In Sharjah, Eni will form a 50-50 partnership with SNOC in one of the three areas subject to the concession, while its stakes in the other two areas—stretching over 1,621sqkm in total—will be 75%. Eni’s boss, Claudio Descalzi, commented that the agreement can secure Eni’s “organic growth” and long-term presence in the UAE.

This licensing model was launched in 2018 by SNOC within the framework of the International Competitive Exploration Licensing Round, in an attempt to foster new international partnerships. Concessions such as this in the oil industry are often agreements whereby a government grants the rights of exploration or production to a company. The concessionaire, in return, is expected to pay a percentage of the generated revenue or a fixed sum to the local authority.

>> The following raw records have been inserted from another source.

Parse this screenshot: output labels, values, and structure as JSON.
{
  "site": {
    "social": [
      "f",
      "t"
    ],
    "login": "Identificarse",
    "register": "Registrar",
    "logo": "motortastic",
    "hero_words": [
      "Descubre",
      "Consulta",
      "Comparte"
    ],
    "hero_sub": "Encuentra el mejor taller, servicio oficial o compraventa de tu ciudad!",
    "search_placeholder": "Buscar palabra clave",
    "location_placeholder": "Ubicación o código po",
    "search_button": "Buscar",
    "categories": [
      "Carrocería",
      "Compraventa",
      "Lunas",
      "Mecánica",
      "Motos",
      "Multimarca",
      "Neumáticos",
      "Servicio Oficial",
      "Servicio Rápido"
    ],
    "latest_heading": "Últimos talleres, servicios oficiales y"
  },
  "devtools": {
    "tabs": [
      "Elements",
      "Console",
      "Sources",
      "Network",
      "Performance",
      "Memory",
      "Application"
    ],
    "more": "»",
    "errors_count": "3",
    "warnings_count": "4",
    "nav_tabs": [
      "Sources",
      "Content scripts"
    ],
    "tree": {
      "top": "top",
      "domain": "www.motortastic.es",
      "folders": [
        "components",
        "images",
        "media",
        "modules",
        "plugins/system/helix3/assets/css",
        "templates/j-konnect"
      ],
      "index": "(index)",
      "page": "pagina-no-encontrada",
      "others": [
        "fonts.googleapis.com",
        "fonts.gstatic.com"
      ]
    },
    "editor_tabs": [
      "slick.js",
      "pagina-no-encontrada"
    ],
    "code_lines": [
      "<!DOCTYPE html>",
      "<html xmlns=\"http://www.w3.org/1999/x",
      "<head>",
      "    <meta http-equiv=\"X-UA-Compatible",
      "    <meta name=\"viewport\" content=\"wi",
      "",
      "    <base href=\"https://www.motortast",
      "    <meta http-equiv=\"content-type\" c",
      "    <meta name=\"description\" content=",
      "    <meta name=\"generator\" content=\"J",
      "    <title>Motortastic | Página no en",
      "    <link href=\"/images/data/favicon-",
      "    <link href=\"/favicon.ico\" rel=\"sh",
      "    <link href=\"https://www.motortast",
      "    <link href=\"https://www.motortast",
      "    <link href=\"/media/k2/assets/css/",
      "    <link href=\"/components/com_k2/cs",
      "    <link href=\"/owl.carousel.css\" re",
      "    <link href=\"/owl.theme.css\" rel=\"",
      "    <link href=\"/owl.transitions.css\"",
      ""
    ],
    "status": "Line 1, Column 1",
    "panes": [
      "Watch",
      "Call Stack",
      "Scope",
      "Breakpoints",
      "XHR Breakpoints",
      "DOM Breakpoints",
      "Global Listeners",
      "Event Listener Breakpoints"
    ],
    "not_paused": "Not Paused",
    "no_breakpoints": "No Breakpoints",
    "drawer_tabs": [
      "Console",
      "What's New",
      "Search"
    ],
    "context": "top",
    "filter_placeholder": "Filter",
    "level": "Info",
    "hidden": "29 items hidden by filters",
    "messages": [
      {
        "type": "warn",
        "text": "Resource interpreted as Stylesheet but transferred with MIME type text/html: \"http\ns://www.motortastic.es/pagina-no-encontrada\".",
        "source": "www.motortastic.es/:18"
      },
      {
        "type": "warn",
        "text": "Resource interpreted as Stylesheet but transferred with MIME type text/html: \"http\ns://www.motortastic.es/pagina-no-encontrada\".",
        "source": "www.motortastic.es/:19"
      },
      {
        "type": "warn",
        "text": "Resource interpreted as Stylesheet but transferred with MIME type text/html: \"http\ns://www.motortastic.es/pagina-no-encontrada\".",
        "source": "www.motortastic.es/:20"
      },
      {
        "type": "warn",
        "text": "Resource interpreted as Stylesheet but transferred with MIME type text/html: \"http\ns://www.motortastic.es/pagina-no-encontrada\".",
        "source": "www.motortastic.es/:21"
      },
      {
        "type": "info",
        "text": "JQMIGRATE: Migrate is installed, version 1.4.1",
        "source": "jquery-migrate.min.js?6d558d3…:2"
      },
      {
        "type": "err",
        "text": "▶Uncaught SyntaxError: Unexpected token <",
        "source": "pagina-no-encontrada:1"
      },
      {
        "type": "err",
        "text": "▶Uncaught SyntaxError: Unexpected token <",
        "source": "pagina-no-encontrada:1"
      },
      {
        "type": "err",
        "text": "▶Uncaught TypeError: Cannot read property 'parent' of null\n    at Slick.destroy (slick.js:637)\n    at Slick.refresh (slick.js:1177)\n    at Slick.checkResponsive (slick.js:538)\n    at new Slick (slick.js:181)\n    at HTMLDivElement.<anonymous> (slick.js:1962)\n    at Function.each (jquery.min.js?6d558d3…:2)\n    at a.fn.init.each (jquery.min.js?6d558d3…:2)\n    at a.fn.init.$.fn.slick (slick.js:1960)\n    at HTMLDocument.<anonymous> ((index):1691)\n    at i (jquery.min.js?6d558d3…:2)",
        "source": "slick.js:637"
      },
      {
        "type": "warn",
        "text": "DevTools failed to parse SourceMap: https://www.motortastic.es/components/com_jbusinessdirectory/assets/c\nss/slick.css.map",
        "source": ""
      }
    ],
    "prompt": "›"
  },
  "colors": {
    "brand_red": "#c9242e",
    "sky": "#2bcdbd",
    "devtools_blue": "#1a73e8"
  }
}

Yet another round of deals is in the offing. Promising areas in Sharjah’s eastern coast will be bid for in the near future, though according to SNOC, the number of concession agreements is yet to be decided.

The future concessions will be centered around new fields that currently lack an operator or previously engaged fields that have lost their contractors for some reason or another, says Hatem Al Mosa, SNOC’s most senior executive, adding that no timeframe has been specified for the next round. The licenses may be issued in 2019 or even 2020.

SNOC is confident that the concession deals that have been inked thus far and the ones that will follow will put an end to Sharjah’s gas shortage and even enable Sharjah to help other northern Emirates with their demand for energy.
The company has contemplated a number of scenarios in advance; a small reservoir can meet the Emirate’s internal demands, but the discovery of a larger reservoir can also secure a revenue channel for Sharjah. Before the ongoing explorations bear fruit, however, Sharjah has no choice but to import liquefied natural gas (LNG) via import terminals.

Officials have mentioned in several interviews that they are also considering LNG projects, but without going into details. Such LNG initiatives in parallel with the current concession deals for the discovery and development of local reservoirs is expected to contribute to Sharjah and the UAE’s energy security in the long run.